“Apparently, without the dragon’s blood, your Fool would have died.” His tone had become acerbic. I wished I had not begun the conversation. Despite all our years together, despite how he had trained me, we had diverged in our thinking. Burrich and Verity, I thought to myself, were perhaps not the best influences for a young assassin. Like a curtain parting to reveal daylight, it came to me that perhaps neither of them had ever truly seen me as a royal assassin. King Shrewd had. But Burrich had done his best to raise me as Chivalry’s son. And perhaps Verity had always seen me as his potential heir.
It did not lessen Chade in my sight. Assassins, I believed, were different from but not inferior to gently raised men. They had their place in the world. Like wolves. But I regretted beginning a conversation that could only show us both how far we had diverged. A silence had fallen between us and it seemed a gulf. I thought of saying, I do not judge you, but it would have been a lie and only made things worse. Instead, I tried to resume an old role and asked him, “I am in awe that you were able to obtain it at all. What did you procure it for? Did you have plans for it?”
He raised his brows. “Several sources imply it’s a powerful restorative. Word came to me that the Duke of Chalced was employing every means at his command to obtain that vial. He believed it would restore him to health and vitality. And for many years, I’d taken a keen interest in the duke’s health.” A very slight but very triumphant smile twitched at his mouth. “That vial of blood was on its way to Chalced when it was … diverted. Instead, it came to me.” He waited a moment to allow that thought to penetrate my mind and then added, “The dragon was already dead. Refusing to buy the blood would not have brought it back to life.
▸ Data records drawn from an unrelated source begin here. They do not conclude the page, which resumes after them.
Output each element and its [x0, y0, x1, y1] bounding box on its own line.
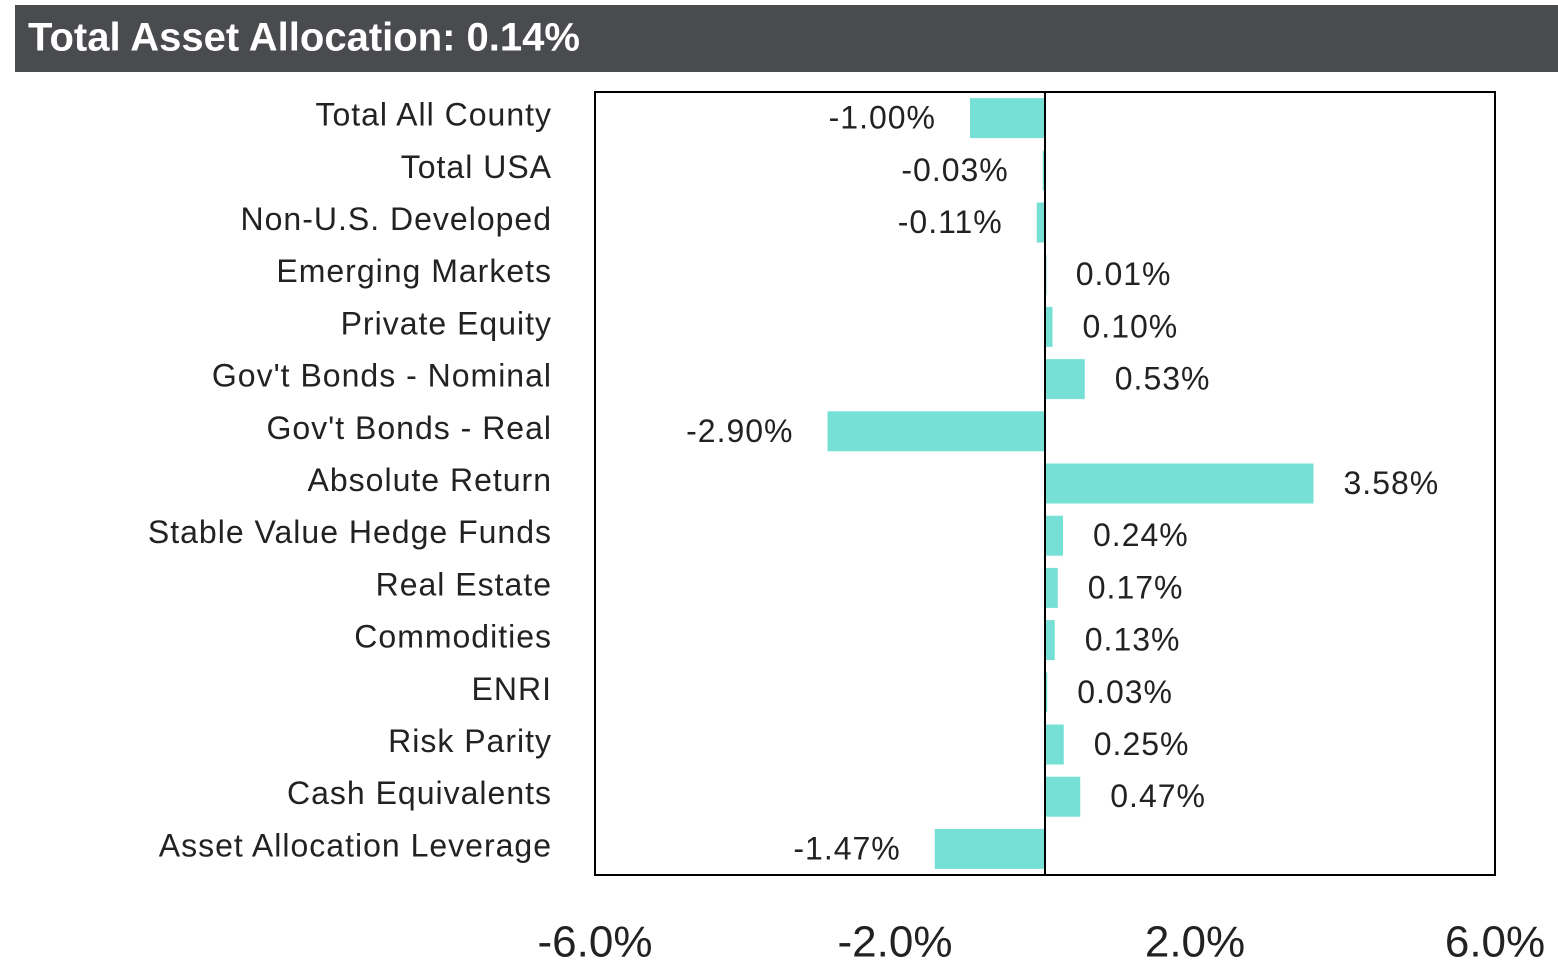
y-tick-label: Stable Value Hedge Funds [148, 514, 552, 550]
value-label: -2.90% [686, 413, 793, 449]
value-label: 0.10% [1083, 308, 1179, 344]
value-label: 0.53% [1115, 361, 1211, 397]
x-tick-label: 2.0% [1145, 918, 1245, 967]
value-label: 0.13% [1085, 622, 1181, 658]
value-label: 0.01% [1076, 256, 1172, 292]
chart-title: Total Asset Allocation: 0.14% [28, 16, 580, 60]
bar [1045, 567, 1058, 608]
value-label: 0.24% [1093, 517, 1189, 553]
value-label: -1.00% [829, 100, 936, 136]
bar [1042, 150, 1045, 191]
value-label: -0.03% [901, 152, 1008, 188]
bar [970, 98, 1045, 139]
bar [1045, 724, 1064, 765]
value-label: -0.11% [898, 204, 1003, 240]
bar [827, 411, 1045, 452]
y-tick-label: Emerging Markets [276, 253, 552, 289]
y-tick-label: Total All County [315, 97, 552, 133]
y-tick-label: Real Estate [376, 566, 552, 602]
y-tick-label: ENRI [472, 671, 552, 707]
y-tick-label: Commodities [354, 619, 552, 655]
y-tick-label: Risk Parity [388, 723, 552, 759]
value-label: -1.47% [793, 830, 900, 866]
x-tick-label: -2.0% [838, 918, 953, 967]
bar [1036, 202, 1045, 243]
bar [934, 828, 1045, 869]
y-tick-label: Non-U.S. Developed [241, 201, 552, 237]
title-bar [15, 5, 1558, 72]
y-tick-label: Cash Equivalents [287, 775, 552, 811]
y-tick-label: Absolute Return [308, 462, 552, 498]
bar [1045, 306, 1053, 347]
y-tick-label: Gov't Bonds - Nominal [212, 358, 552, 394]
bar [1045, 672, 1048, 713]
x-tick-label: -6.0% [538, 918, 653, 967]
y-tick-label: Asset Allocation Leverage [159, 827, 552, 863]
value-label: 0.17% [1088, 569, 1184, 605]
bar [1045, 620, 1055, 661]
bar [1045, 463, 1314, 504]
value-label: 0.47% [1110, 778, 1206, 814]
y-tick-label: Total USA [401, 149, 552, 185]
bar [1045, 515, 1063, 556]
bar [1045, 359, 1085, 400]
bar [1045, 776, 1081, 817]
value-label: 3.58% [1344, 465, 1440, 501]
x-tick-label: 6.0% [1445, 918, 1545, 967]
y-tick-label: Gov't Bonds - Real [266, 410, 552, 446]
value-label: 0.25% [1094, 726, 1190, 762]
y-tick-label: Private Equity [341, 305, 552, 341]
value-label: 0.03% [1077, 674, 1173, 710]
Diverting it from the Duke of Chalced perhaps saved lives.” The smile flickered over his face again. “Or perhaps not having it ended the duke’s life.”
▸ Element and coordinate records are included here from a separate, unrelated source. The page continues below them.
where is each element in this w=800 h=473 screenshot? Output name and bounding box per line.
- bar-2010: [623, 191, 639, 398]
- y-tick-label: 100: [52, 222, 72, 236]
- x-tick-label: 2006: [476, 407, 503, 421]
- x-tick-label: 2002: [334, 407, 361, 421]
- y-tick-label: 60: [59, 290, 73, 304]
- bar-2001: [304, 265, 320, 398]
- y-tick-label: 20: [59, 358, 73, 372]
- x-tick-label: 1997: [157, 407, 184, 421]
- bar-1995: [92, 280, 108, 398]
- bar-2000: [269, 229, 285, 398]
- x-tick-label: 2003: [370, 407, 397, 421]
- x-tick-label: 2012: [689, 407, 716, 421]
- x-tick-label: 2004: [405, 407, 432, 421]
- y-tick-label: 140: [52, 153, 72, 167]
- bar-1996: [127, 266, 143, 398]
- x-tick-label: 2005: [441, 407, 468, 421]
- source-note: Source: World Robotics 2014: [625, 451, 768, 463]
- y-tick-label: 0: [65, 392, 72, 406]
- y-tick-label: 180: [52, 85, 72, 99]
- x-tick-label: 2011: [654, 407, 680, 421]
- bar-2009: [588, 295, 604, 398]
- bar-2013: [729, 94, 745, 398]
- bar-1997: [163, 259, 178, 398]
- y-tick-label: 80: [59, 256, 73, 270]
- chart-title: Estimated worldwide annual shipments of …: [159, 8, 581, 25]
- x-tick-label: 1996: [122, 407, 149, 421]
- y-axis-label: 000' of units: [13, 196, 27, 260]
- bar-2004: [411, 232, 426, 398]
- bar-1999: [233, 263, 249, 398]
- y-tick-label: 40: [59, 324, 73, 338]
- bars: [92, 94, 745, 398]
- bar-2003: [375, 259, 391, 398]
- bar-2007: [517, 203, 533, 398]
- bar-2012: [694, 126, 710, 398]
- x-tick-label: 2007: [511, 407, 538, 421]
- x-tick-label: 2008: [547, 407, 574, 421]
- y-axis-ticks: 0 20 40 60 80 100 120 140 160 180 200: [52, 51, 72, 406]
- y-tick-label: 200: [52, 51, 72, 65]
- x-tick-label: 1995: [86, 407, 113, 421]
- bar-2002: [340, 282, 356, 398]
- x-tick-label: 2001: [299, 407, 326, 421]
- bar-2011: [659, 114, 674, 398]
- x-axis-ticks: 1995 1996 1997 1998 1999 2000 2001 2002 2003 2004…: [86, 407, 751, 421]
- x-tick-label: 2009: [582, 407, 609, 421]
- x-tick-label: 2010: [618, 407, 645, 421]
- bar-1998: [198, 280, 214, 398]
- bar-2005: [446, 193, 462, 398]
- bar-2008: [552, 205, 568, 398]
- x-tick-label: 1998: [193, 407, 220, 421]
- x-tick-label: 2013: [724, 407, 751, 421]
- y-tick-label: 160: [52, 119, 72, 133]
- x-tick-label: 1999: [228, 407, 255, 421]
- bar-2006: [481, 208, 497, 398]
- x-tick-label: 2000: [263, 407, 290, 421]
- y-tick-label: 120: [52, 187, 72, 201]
“I had heard that he died when dragons tumbled his castle onto him. If it’s so, there’s some irony to it, isn’t there? The creatures he was hunting to preserve his life sought him out and killed him.”
“Irony. Or fate. But you’d have to ask your White Prophet about fate.”
He wasn’t serious. Perhaps. I answered as if he were. “After I brought him back from the dead, he lost his ability to see all the futures. He lives day-to-day now, just as we do, fumbling forward down the path to the future.”
Chade shook his head. “There is no path to the future, Fitz. The path is now. Now is all there is, or ever will be. You can change perhaps the next ten breaths in your life. But after that, random chance seizes you in its jaws again. A tree falls on you, a spider bites your ankle, and all your grand plans for winning a battle are for naught. Now is what we have, Fitz, and now is where we act to stay alive.”
The wolfness of the thought jolted me to quiet.
He took a breath, sighed it out fiercely, and gave me a look that was almost a glare. I waited. “There is something else you should know. I doubt it can help us regain our daughters, but you should know, in case it can.” He sounded almost angry at having to share his secret, whatever it was. I waited.
“Shine has the Skill. And strongly.”
“What?” My incredulous reaction pleased him.
He smiled. “Yes. Strange to say, the talent that is so thin in me, I still must fight to use it, blossomed in her at a young age. The Farseer blood runs strong in her veins.”
“How did you discover that?”
“When she was very small, she reached out for me. I had a dream of a little girl tugging at my sleeve. Calling me Papa and begging me to pick her up.” The proud smile grew stronger. “She is strong with it, Fitz. Strong enough to find me.”
“I thought she didn’t know you were her father.”
“She doesn’t. Her mother left her to be raised by her grandparents. Good enough people in their own way. I can recognize that, even if they bled me for money. Obviously they were not fond of me, but they were loyal to their own blood. She was undeniably their granddaughter, and they raised her as such. With the same haphazard raising they had bestowed upon her mother, I am sad to say. Benign but not intelligent. Keeping a child from harm is not the same as rearing one.” He shook his head, his mouth sour. “Her mother disdained her from the beginning, and even as a small child Shine knew that. But she also knew that she had a father, somewhere, and she yearned for him. And in her dreams, she followed that yearning. And our minds touched.”
The uncharacteristically tender smile on his face told me that was his real secret. His daughter had reached out and touched minds with him. And he was proud of her, so proud of her Skill. He regretted not being able to have her near him and shape the innate cleverness he sensed in her. Perhaps if he had had her from her beginnings, she could have inherited his role. Too late for that now, I thought. Those thoughts flashed like lightning through my mind, but my own concerns immediately overwhelmed them.